Are You Missing The Key to Your Breakthrough?
What is fasting? Since there are so many misconceptions about it, I first want to clarify what fasting—biblical fasting—
is not. Fasting is not merely going without food for a period of time. That is dieting—maybe even starving— but fasting it is not. Nor is fasting something done only by fanatics. I really want to drive that point home. Fasting is not to be done only by religious monks alone in a cave somewhere. The practice of fasting is not limited to ministers or to special occasions.
Stated simply, biblical fasting is refraining from food for a spiritual purpose. Fasting has always been a normal part of a relationship with God. As expressed by the impassioned plea of David in Psalm 42, fasting brings one into a deeper, more intimate and powerful relationship with the Lord.

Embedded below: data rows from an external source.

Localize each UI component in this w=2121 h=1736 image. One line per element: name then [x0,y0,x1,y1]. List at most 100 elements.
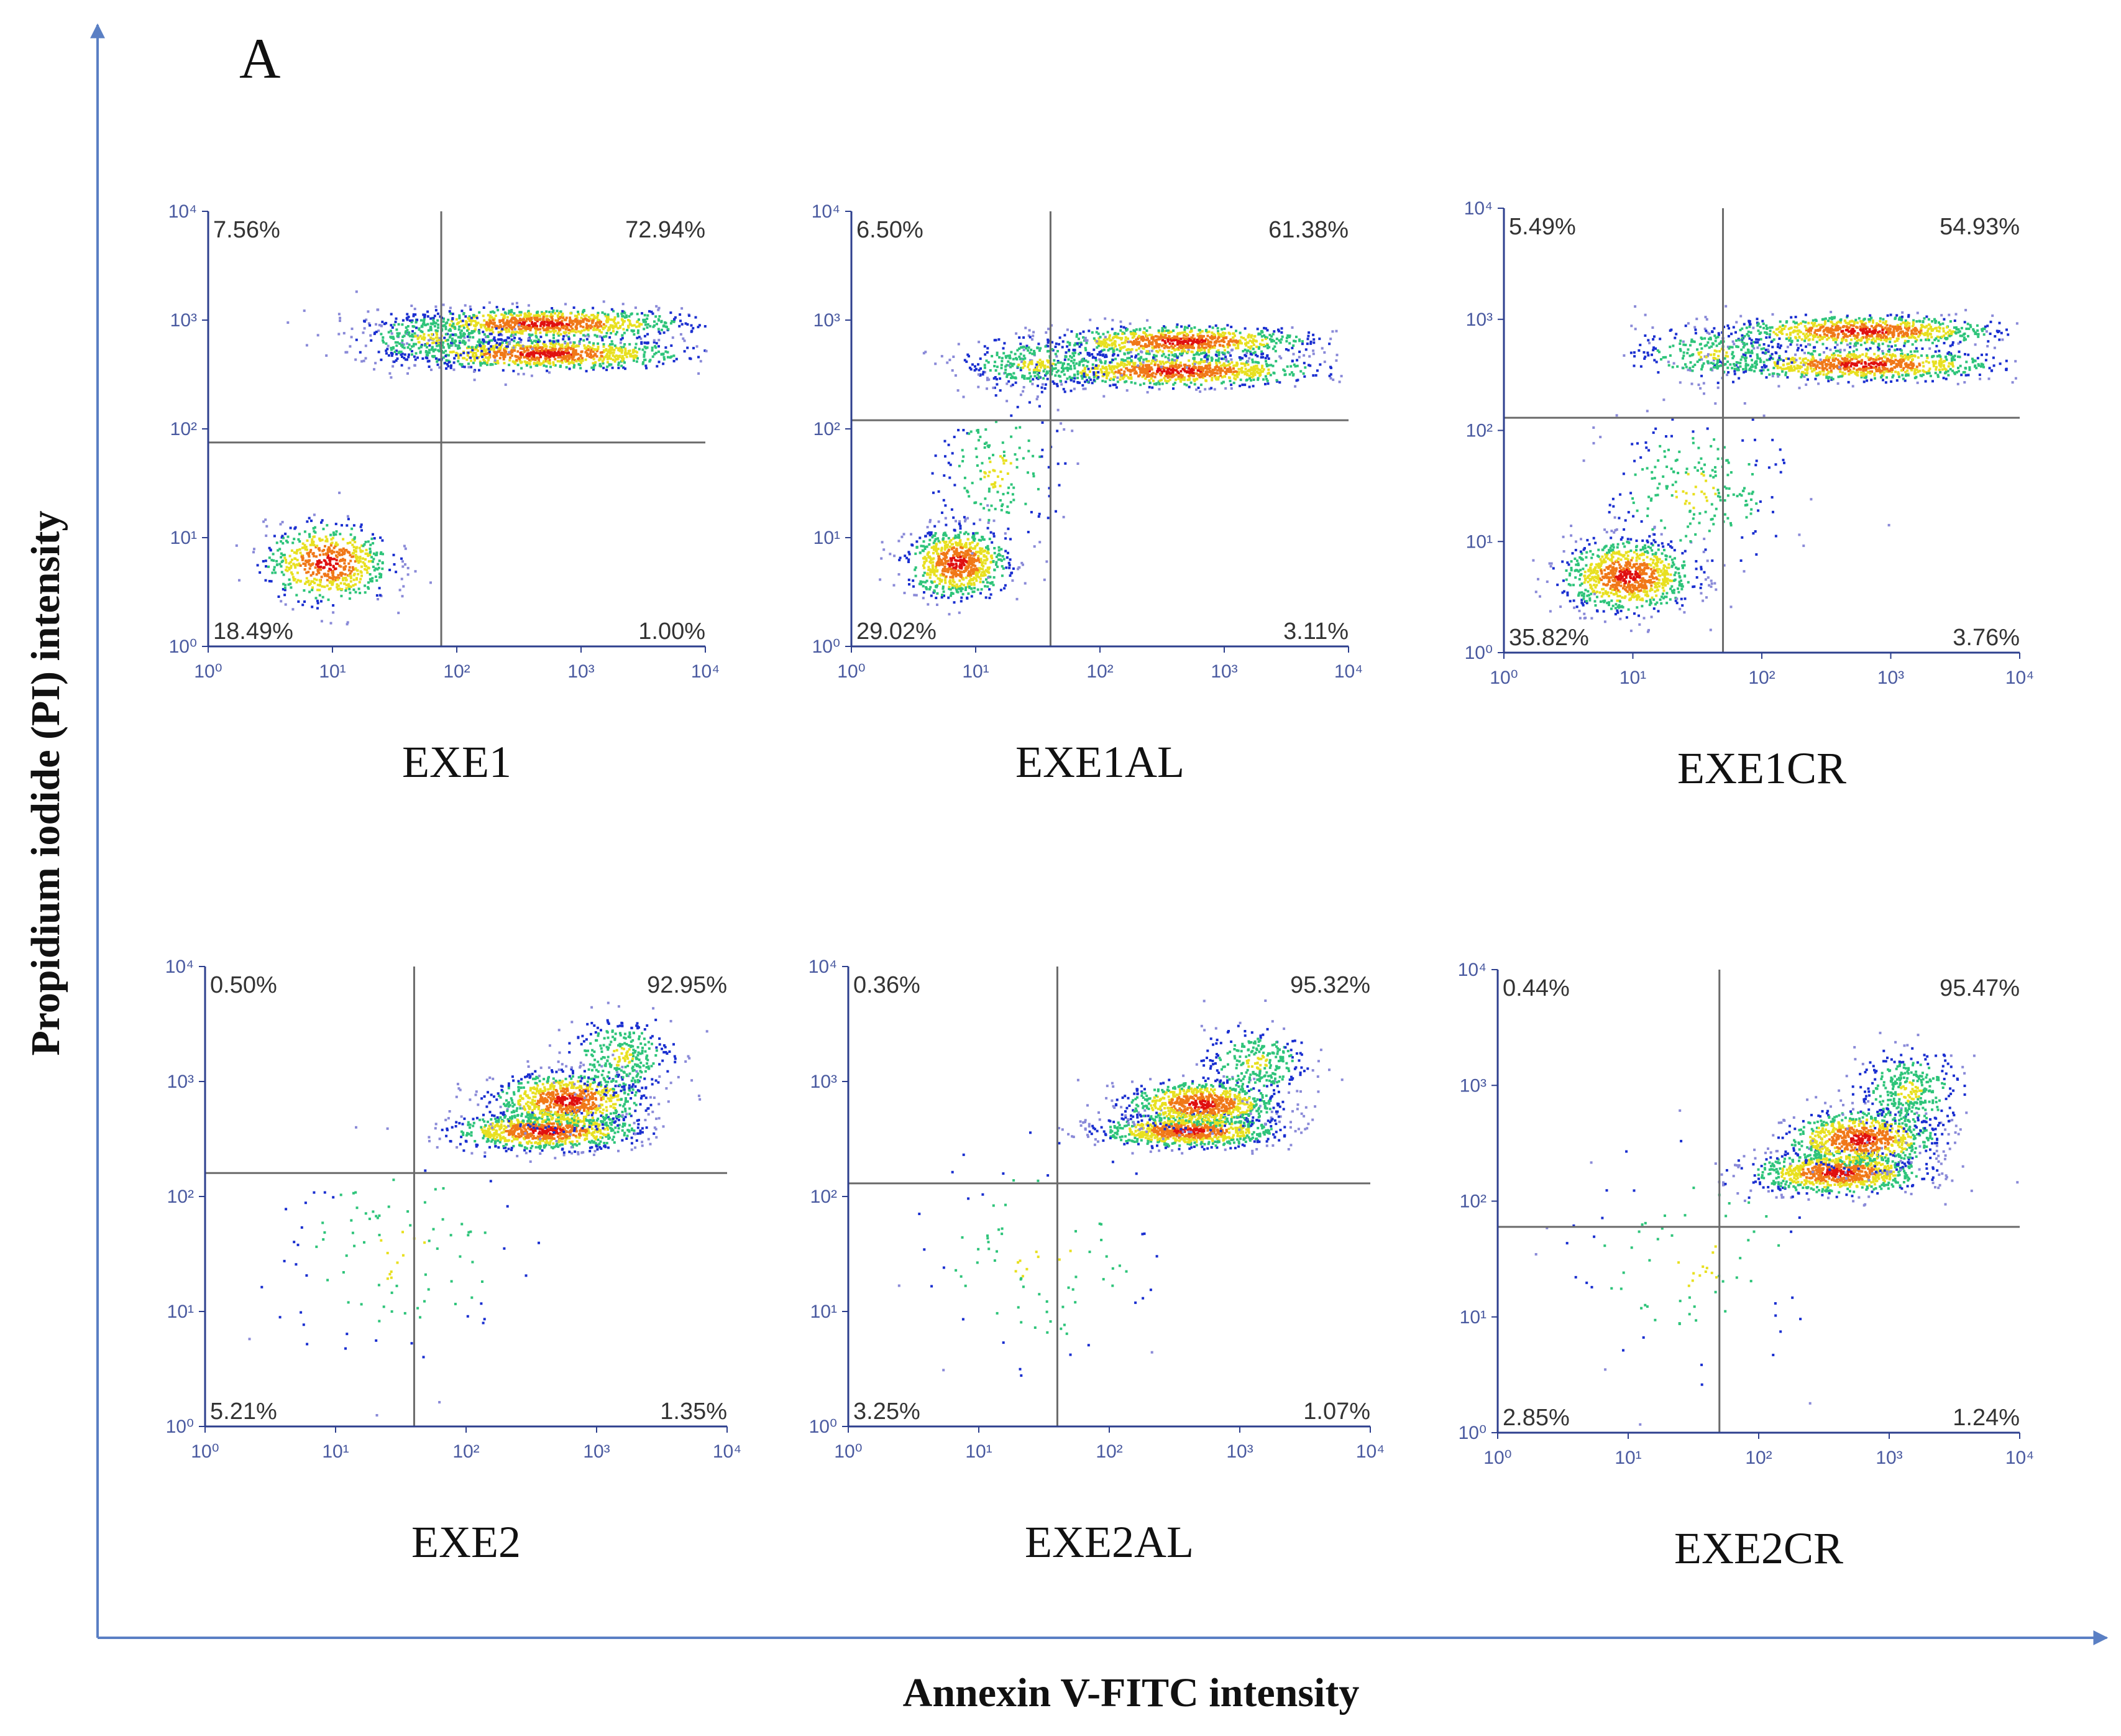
event-dot [610,340,613,343]
event-dot [1083,372,1086,375]
event-dot [332,611,335,614]
event-dot [551,311,554,314]
event-dot [1070,359,1073,362]
event-dot [545,357,547,360]
event-dot [654,351,657,354]
event-dot [651,355,654,358]
event-dot [529,319,532,323]
event-dot [682,337,685,340]
event-dot [259,571,262,574]
event-dot [421,324,423,328]
event-dot [492,331,495,334]
event-dot [697,356,700,359]
event-dot [1097,370,1100,374]
event-dot [359,556,362,558]
event-dot [444,349,447,352]
event-dot [518,311,521,314]
event-dot [493,356,497,359]
event-dot [516,305,519,308]
event-dot [536,342,539,346]
event-dot [621,349,624,352]
event-dot [1145,350,1148,353]
event-dot [1231,336,1234,339]
event-dot [427,329,430,332]
event-dot [1147,374,1150,377]
event-dot [595,348,598,351]
event-dot [408,331,411,334]
event-dot [364,567,367,571]
event-dot [1089,318,1092,321]
event-dot [395,328,398,331]
event-dot [1164,379,1167,382]
event-dot [1038,362,1041,365]
event-dot [607,313,610,316]
event-dot [628,319,631,323]
event-dot [387,354,390,357]
event-dot [579,338,582,341]
event-dot [692,347,695,350]
event-dot [1296,364,1299,367]
event-dot [393,361,396,364]
event-dot [429,338,432,341]
event-dot [1115,348,1119,351]
quadrant-lower-left: 18.49% [213,618,293,645]
event-dot [370,537,373,540]
event-dot [391,352,394,356]
event-dot [1204,370,1207,374]
event-dot [1224,387,1227,390]
event-dot [1179,341,1182,344]
event-dot [1184,338,1188,340]
event-dot [521,353,524,356]
event-dot [1222,362,1225,365]
event-dot [562,326,565,329]
event-dot [556,310,559,313]
event-dot [487,328,490,331]
event-dot [989,369,992,372]
event-dot [442,356,445,359]
event-dot [482,339,485,342]
event-dot [1193,354,1196,356]
event-dot [378,324,381,326]
event-dot [349,586,352,588]
event-dot [584,328,587,331]
event-dot [940,355,943,358]
event-dot [648,310,651,313]
event-dot [385,349,388,352]
event-dot [478,369,480,372]
event-dot [589,346,592,349]
event-dot [1102,395,1106,398]
event-dot [495,354,498,357]
event-dot [1076,333,1078,336]
event-dot [1024,326,1027,329]
event-dot [1273,330,1276,333]
event-dot [501,328,504,331]
event-dot [1264,383,1267,385]
event-dot [442,341,445,344]
event-dot [575,360,578,363]
event-dot [1160,365,1163,369]
event-dot [552,327,556,330]
event-dot [1208,364,1211,367]
event-dot [433,324,436,328]
event-dot [1170,369,1173,372]
event-dot [365,548,368,551]
event-dot [1119,346,1122,349]
event-dot [449,334,452,337]
event-dot [1211,376,1214,379]
event-dot [1244,367,1247,370]
event-dot [1257,371,1260,374]
event-dot [542,317,545,319]
event-dot [1214,353,1217,356]
event-dot [511,328,514,331]
event-dot [514,333,517,336]
event-dot [490,322,493,324]
event-dot [1168,359,1171,362]
event-dot [344,579,347,582]
event-dot [1166,376,1170,379]
event-dot [492,345,495,348]
event-dot [1203,346,1206,349]
event-dot [1338,380,1341,383]
event-dot [1207,354,1210,357]
event-dot [519,341,522,344]
event-dot [1224,370,1227,374]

When you eliminate food from your diet for a number of days, your spirit becomes uncluttered by the things of this world and amazingly sensitive to the things of God. As David stated, “Deep calls unto deep” (Ps. 42:7). David was fasting. His hunger and thirst for God were greater than his natural desire for food. As a result, he reached a place where he could cry out from the depths of his spirit to the depths of God, even in the midst of his trial. Once you’ve experienced even a glimpse of that kind of intimacy with our God—our Father, the holy Creator of the universe— and the countless rewards and blessings that follow, your whole perspective will change. You will soon realize that fasting is a secret source of power that is overlooked by many.
A three-fold cord is not quickly broken. —Ecclesiastes 4:12
During the years that Jesus walked this earth, He devoted time to teaching His disciples the principles of the kingdom of God, principles that conflict with those of this world. In the Beatitudes, specifically in Matthew 6, Jesus provided the pattern by which each of us is to live as a child of God. That pattern addressed three specific duties of a Christian: giving, praying, and fasting. Jesus said, “When you give . . . ” and “When you pray . . . ” and “When you fast.” He made it clear that fasting, like giving and praying, was a normal part of Christian life. As much attention should be given to fasting as is given to giving and to praying.
Solomon, when writing the books of wisdom for Israel, made the point that a cord, or rope, braided with three strands is not easily broken (Eccles. 4:12). Likewise, when giving, praying, and fasting are practiced together in the life of a believer, it creates a type of three-fold cord that is not easily broken. In fact, as I’ll show you in a moment, Jesus took it even further by saying, “Nothing will be impossible” (Matt. 17:20).
Could we be missing our greatest breakthroughs because we fail to fast? Remember the thirty-fold, sixty-fold, and hundred-fold return Jesus spoke of (Mark 4:8, 20)? Look at it this way: when you pray, you can release that thirty-fold return, but when both prayer and giving are part of your life, I believe that releases the sixty-fold blessing. But when all three— giving, praying, and fasting—are part of your life, that hundred-fold return can be released!
If that’s the case, you have to wonder what blessings are not being released. What answers to prayer are not getting through? What bondages are not being broken because we fail to fast?